Die 11 des Spieltags (20)

»Das war ein Power-Blackout«

Loris Karius
Ebenfalls einen eher bescheidenen Tag hatte am Samstag Mainz’ Keeper Loris Karius. Karius gehört eigentlich zu den besten seines Faches, in der 32. Minute im Spiel gegen Hertha aber hatte der Mainzer Schlussmann einen derart großen Blackout, dass im Umfeld des Stadions kurz der Strom ausfiel. Einen harmlosen Rückpass vertändelte Karius, den herannahenden Valentin Stocker säbelte er von den Beinen. Rot und ein Elfmeter zum 0:1 waren die Folge, zumindest hatte Karius damit früh genug Feierabend, um noch kurz bei Hannovers Marcelo durchzuklingeln und mit ihm über Pech zu reden.

Ronny Marcos
Der »11FREUNDE-Brummschädel aus gepresstem Aspirinpulver« geht diese Woche an Hamburgs Ronny Marcos, der sich im Spiel gegen Hannover eine zünftige Gehirnerschütterung zuzog und anschließend noch zwölf Minuten damit weiterspielte. Von denen er übrigens nichts mehr weiß. »Das war ein Power-Blackout.
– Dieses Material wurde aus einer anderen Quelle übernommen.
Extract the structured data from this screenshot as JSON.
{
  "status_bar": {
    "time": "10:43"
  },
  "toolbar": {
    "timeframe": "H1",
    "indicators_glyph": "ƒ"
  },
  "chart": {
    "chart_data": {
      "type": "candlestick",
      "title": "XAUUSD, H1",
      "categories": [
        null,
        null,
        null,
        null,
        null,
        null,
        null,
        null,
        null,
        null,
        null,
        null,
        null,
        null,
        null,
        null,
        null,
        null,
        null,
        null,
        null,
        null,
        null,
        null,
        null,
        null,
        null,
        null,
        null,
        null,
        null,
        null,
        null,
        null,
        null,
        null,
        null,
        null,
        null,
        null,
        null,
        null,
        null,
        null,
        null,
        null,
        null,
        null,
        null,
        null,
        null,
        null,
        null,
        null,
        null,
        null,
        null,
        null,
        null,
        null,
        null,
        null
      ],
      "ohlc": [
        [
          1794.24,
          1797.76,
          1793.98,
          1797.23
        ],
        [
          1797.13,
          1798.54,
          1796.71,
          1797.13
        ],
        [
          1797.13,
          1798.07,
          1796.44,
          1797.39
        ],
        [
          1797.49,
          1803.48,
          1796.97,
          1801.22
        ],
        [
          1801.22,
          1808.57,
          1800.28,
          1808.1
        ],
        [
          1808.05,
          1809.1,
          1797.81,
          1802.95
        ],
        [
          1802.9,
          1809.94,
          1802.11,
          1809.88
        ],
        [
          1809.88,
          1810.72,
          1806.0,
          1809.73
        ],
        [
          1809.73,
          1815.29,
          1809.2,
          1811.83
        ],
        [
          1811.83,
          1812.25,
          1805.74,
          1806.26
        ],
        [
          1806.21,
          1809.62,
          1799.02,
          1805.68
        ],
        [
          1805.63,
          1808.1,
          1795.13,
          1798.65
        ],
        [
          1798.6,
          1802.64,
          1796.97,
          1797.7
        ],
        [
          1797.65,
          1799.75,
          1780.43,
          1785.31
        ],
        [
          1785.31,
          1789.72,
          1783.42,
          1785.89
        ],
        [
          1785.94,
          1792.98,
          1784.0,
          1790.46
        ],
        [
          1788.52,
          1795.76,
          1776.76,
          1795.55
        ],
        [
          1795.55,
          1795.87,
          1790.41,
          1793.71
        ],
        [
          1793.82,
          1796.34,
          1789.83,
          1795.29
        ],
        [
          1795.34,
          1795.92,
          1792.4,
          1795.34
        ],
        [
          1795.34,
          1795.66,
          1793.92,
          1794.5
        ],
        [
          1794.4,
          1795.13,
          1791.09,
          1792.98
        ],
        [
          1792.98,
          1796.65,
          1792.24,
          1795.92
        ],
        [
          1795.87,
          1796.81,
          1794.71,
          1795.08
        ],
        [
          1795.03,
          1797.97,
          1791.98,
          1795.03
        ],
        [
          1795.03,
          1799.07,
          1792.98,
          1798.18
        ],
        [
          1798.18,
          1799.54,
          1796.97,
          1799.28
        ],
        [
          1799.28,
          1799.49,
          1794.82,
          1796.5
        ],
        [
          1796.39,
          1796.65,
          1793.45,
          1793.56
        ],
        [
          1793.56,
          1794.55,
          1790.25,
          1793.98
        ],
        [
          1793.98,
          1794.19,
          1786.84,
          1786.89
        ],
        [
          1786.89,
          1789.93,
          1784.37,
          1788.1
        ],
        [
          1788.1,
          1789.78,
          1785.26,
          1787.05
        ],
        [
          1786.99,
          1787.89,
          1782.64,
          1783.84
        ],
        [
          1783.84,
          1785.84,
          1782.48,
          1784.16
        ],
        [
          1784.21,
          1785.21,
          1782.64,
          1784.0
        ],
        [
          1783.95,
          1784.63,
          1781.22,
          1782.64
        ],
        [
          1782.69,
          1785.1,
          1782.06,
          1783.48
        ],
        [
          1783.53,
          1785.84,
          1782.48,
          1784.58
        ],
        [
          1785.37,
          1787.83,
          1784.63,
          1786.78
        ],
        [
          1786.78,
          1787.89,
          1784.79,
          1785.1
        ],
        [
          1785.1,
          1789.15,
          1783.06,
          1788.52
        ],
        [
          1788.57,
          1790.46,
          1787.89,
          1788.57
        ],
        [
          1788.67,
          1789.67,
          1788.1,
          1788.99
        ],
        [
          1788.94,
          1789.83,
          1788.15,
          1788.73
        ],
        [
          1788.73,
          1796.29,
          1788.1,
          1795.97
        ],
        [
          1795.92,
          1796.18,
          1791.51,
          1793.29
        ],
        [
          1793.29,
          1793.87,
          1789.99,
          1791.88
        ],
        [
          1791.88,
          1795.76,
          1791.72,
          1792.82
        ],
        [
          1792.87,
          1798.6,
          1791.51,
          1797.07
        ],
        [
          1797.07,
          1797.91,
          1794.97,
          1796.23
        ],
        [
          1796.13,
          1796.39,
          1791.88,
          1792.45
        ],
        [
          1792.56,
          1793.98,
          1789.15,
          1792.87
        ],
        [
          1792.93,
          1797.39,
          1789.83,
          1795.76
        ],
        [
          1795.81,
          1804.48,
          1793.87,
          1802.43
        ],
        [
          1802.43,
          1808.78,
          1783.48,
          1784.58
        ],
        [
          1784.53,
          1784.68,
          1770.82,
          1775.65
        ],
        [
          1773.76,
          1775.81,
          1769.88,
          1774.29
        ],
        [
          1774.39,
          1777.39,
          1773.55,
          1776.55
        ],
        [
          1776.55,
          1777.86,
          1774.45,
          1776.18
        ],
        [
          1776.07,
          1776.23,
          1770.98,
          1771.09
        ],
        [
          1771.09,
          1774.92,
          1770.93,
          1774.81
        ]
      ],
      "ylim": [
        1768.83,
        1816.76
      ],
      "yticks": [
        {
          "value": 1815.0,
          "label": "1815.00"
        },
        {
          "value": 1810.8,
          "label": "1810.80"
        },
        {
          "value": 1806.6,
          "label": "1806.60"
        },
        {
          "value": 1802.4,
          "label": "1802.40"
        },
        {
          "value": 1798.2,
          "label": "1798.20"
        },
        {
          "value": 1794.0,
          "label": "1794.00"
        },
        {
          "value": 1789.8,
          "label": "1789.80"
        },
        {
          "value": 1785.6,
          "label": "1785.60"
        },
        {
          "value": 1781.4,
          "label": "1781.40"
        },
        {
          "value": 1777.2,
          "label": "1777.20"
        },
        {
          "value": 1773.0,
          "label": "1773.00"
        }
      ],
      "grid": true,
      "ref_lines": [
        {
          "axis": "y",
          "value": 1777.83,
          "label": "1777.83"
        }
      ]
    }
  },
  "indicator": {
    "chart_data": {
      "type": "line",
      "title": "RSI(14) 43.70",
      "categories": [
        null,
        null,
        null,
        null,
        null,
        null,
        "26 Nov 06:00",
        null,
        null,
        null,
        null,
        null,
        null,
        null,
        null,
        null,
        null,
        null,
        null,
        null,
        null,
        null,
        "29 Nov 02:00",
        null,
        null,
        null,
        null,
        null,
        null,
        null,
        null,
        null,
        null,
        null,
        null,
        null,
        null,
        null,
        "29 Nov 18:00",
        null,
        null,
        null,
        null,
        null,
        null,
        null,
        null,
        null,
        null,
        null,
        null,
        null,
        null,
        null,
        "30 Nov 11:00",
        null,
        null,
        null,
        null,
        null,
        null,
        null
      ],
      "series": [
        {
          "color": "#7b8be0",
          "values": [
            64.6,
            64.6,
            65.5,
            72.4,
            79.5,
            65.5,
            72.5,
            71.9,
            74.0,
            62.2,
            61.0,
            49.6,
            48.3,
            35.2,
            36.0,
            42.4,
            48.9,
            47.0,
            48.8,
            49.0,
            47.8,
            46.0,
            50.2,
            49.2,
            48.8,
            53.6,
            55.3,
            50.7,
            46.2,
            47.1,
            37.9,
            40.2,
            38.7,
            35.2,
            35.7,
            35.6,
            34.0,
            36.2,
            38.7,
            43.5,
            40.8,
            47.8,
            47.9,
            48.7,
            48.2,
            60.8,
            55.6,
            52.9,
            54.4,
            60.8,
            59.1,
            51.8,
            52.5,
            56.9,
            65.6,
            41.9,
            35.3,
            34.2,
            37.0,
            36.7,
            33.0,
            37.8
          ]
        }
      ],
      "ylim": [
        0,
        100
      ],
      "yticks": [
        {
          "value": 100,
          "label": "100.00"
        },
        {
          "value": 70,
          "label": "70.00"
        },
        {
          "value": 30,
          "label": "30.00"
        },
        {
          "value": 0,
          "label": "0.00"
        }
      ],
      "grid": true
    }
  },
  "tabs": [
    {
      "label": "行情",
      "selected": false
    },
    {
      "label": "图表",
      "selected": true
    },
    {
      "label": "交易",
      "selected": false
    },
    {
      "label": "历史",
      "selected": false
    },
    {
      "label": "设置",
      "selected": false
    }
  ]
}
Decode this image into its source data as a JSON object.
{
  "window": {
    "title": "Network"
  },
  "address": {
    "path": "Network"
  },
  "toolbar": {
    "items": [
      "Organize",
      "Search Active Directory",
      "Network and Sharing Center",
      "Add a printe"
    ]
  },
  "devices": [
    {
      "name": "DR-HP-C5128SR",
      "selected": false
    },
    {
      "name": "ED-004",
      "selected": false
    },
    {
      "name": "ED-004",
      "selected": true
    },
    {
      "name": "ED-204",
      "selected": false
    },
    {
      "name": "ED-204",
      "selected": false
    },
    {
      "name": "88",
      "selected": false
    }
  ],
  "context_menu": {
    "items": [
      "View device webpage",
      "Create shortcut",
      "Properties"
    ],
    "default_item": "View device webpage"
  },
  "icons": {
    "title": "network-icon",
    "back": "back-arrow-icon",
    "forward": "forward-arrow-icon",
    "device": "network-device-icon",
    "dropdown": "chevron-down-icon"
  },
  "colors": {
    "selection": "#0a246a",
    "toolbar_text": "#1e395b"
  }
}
Das war wie das Ding mit Kramer bei der WM«, sagte Marcos anschließend, was super ist, denn nun haben wir mit »Power-Blackout« nicht nur endlich einen Namen für unsere Glam-Rock-Band gefunden, sondern auch die Bestätigung, dass andere Leute ebenfalls ihrer Arbeit nachgehen und nach Feierabend eigentlich gar nicht mehr wissen, was sie überhaupt gemacht haben.

Timon Wellenreuther
Gratulieren wollen wir an dieser Stelle Schalkes Nachwuchskeeper Timon Wellenreuther, nicht nur zu seinem hakunamatatatastischen Vornamen, sondern vor allem für seinen gelungenen ersten Auftritt über 90 Minuten in der Bundesliga. Wobei man sagen muss, dass Wellenreuther beim 1:0 gegen Gladbach zeitweise derart wenig zu tun hatte, dass er zu Beginn der zweiten Halbzeit noch entspannt zum Fanshop in der Arena gehen konnte, um sich eine S04-Schlafmaske zu kaufen, mit der er dann ein entspanntes Nickerchen am Torpfosten einlegte. Um dann rechtzeitig zur Großchance von Ibrahima Traoré hellwach und ausgeruht zu sein und mit einer Glanzparade die Null zu halten.

Willi Lemke / Uli Hoeneß
Ach, das waren noch Zeiten, als sich Uli Hoeneß und Willi Lemke fast wöchentlich via Presse die Meinung geigten und man das Gefühl hatte, die beiden würden eher eigenhändig ein Rudel Hundewelpen erwürgen, als dem anderen die Hand zu geben. Nun schlägt Lemke im »kicker« aber ganz andere Töne an: »Ja, ich würde Uli Hoeneß die Hand reichen. Wir sind beide nicht mehr 25, da sind die Jahre gezählt. Ich glaube, dass er sehr viel gelernt hat aus dem, was mit ihm passiert ist. Und vielleicht verstehen wir uns dann irgendwann ja doch.« Ja, vielleicht. Und vielleicht stößt noch Christoph Daum dazu und alle gemeinsam singen »Heal the World«, während sie sich Blumen ins Haar flechten.